Мне оставалось только выпучить глаза, что я и сделал, а Бомбардов продолжал:

– На автора. В самом деле – группа старейшин рассуждала так: мы ищем, жаждем ролей, мы, основоположники, рады были бы показать все наше мастерство в современной пьесе и... здравствуйте, пожалуйста! Приходит серый костюм и приносит пьесу, в которой действуют мальчишки! Значит, играть мы ее не можем?! Это что же, он в шутку ее принес?! Самому младшему из основоположников пятьдесят семь лет – Герасиму Николаевичу.

– Я вовсе не претендую, чтобы мою пьесу играли основоположники! – заорал я. – Пусть ее играют молодые!

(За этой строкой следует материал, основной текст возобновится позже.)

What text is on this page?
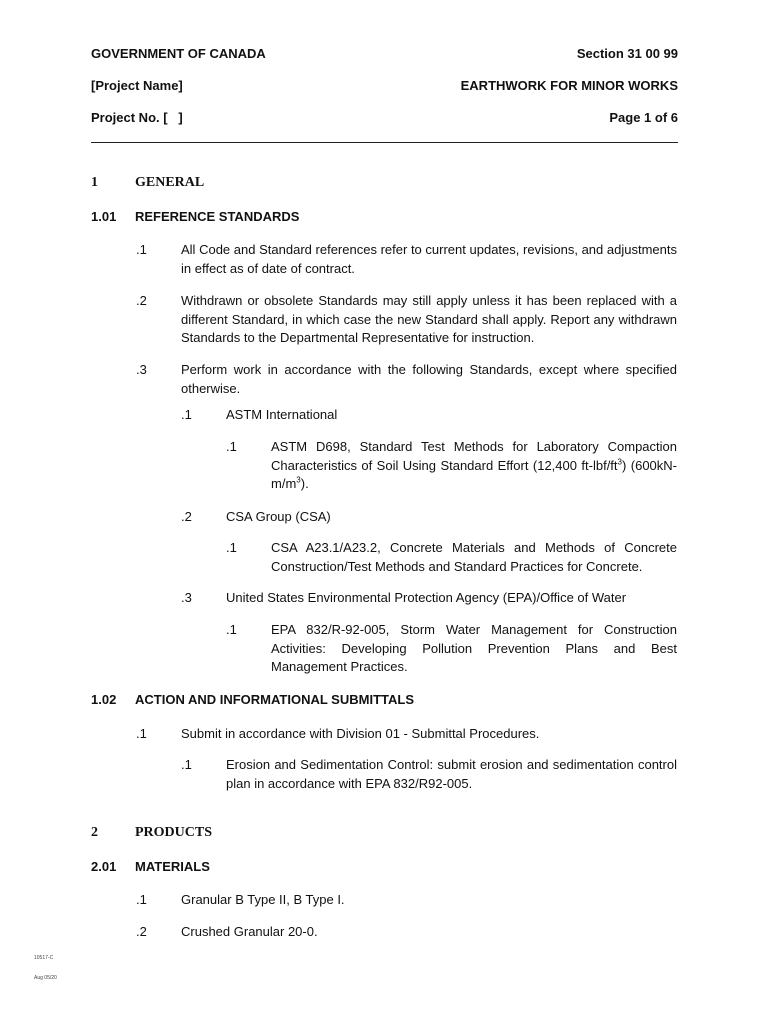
GOVERNMENT OF CANADA	Section 31 00 99
[Project Name]	EARTHWORK FOR MINOR WORKS
Project No. [   ]	Page 1 of 6
1	GENERAL
1.01 REFERENCE STANDARDS
.1	All Code and Standard references refer to current updates, revisions, and adjustments in effect as of date of contract.
.2	Withdrawn or obsolete Standards may still apply unless it has been replaced with a different Standard, in which case the new Standard shall apply. Report any withdrawn Standards to the Departmental Representative for instruction.
.3	Perform work in accordance with the following Standards, except where specified otherwise.
.1	ASTM International
.1	ASTM D698, Standard Test Methods for Laboratory Compaction Characteristics of Soil Using Standard Effort (12,400 $ft-lbf/ft^3$) $(600kN-m/m^3)$.
.2	CSA Group (CSA)
.1	CSA A23.1/A23.2, Concrete Materials and Methods of Concrete Construction/Test Methods and Standard Practices for Concrete.
.3	United States Environmental Protection Agency (EPA)/Office of Water
.1	EPA 832/R-92-005, Storm Water Management for Construction Activities: Developing Pollution Prevention Plans and Best Management Practices.
1.02 ACTION AND INFORMATIONAL SUBMITTALS
.1	Submit in accordance with Division 01 - Submittal Procedures.
.1	Erosion and Sedimentation Control: submit erosion and sedimentation control plan in accordance with EPA 832/R92-005.
2	PRODUCTS
2.01 MATERIALS
.1	Granular B Type II, B Type I.
.2	Crushed Granular 20-0.
10517-C
Aug 05/20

– Ишь ты как ловко! – воскликнул Бомбардов и сделал сатанинское лицо. – Пусть, стало быть, Аргунин, Галин, Елагин, Благосветлов, Стренковский выходят, кланяются – браво! Бис! Ура! Смотрите, люди добрые, как мы замечательно играем! А основоположники, значит, будут сидеть и растерянно улыбаться, – значит, мол, мы не нужны уже? Значит, нас уж, может, в богадельню? Хи, хи, хи! Ловко! Ловко!

– Все понятно! – стараясь кричать тоже сатанинским голосом, закричал я. – Все понятно!

– Чего ж тут не понять! – отрезал Бомбардов. – Ведь Иван Васильевич сказал же вам, что нужно невесту переделать в мать, тогда играла бы Маргарита Павловна или Настасья Ивановна...

– Настасья Ивановна?!

– Вы не театральный человек, – с оскорбительной улыбкой отозвался Бомбардов, но за что оскорблял, не объяснил.

– Одно только скажите, – пылко заговорил я, – кого они хотели назначить на роль Анны?

– Натурально, Людмилу Сильвестровну Пряхину.

Тут почему-то бешенство овладело мною.

– Что-о? Что такое?! Людмилу Сильвестровну?! – Я вскочил из-за стола. – Да вы смеетесь!

– А что такое? – с веселым любопытством спросил Бомбардов.

– Сколько ей лет?

– А вот этого, извините, никто не знает.

– Анне девятнадцать лет! Девятнадцать! Понимаете? Но это даже не самое главное. А главное то, что она не может играть!

– Анну-то?

– Не Анну, а вообще ничего не может!

– Позвольте!

– Нет, позвольте! Актриса, которая хотела изобразить плач угнетенного и обиженного человека и изобразила его так, что кот спятил и изодрал занавеску, играть ничего не может.